La imagen más viva que tenía Tepperton de ella era la más cruel. Una M.M. desolada, triste, en “Vidas rebeldes”, amante de los caballos y de la libertad entre dos galanes moribundos. Una película epitafio.
Cuando los dos detectives entraron en el dormitorio contuvieron la respiración a pesar de que ya intuían lo que iban a encontrar. Sobre una cama desordenada yacía la hermosa chica del calendario con la que todos los adolescentes habían fantaseado. El cuerpo desnudo, tendido de espaldas, era de una voluptuosidad innegable; el brazo, alargado, colgaba fuera de la cama; los nudillos de la mano, doblada, rozaban el suelo. Una cabellera desordenada, de un rubio sucio, cubría parte del perfil del rostro más hermoso del planeta. Y la habitación olía a Chanel número 5, el perfume con el que se vestía la diva por las noches.

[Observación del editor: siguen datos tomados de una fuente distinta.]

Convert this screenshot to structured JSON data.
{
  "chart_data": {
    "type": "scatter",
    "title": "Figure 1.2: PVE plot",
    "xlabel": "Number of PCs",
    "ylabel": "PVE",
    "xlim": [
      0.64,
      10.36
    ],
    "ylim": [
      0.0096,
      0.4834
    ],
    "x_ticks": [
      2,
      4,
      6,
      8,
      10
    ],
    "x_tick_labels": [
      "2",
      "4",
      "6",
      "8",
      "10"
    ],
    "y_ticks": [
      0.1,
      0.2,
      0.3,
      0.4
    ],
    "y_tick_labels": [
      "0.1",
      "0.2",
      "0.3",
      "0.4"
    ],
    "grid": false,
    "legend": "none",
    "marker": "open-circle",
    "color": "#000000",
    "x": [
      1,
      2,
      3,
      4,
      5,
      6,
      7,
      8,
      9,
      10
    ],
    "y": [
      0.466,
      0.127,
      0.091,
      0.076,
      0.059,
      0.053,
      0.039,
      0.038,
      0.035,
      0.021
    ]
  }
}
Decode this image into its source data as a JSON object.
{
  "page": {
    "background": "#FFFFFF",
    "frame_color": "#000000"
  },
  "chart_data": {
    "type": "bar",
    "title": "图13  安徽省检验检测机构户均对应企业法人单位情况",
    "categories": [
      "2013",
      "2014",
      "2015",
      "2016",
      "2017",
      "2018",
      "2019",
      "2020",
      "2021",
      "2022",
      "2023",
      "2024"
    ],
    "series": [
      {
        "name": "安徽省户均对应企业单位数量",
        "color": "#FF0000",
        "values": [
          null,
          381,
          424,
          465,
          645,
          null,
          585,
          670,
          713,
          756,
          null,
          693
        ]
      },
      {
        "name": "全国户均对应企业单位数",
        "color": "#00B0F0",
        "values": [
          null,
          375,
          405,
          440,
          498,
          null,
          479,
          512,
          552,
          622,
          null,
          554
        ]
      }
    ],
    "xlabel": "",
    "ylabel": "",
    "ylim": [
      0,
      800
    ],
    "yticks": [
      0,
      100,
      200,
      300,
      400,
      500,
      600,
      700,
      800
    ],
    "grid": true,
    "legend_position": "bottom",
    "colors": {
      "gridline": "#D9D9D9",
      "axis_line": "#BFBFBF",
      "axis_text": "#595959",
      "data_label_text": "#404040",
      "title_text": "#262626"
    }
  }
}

Tepperton y Russmayer miraron durante unos instantes el más hermoso cadáver de la historia, el cuerpo más deseado del mundo, antes de cubrirlo con la sábana.
M.M., un modesto homenaje en clave de género negro a mi actriz fetiche, resultó finalista en el premio de relatos Paco Gandia y fue por ello publicado en el volumen "Humor con amor se paga" dentro de la colección Itimad junto a otros relatos y poemas.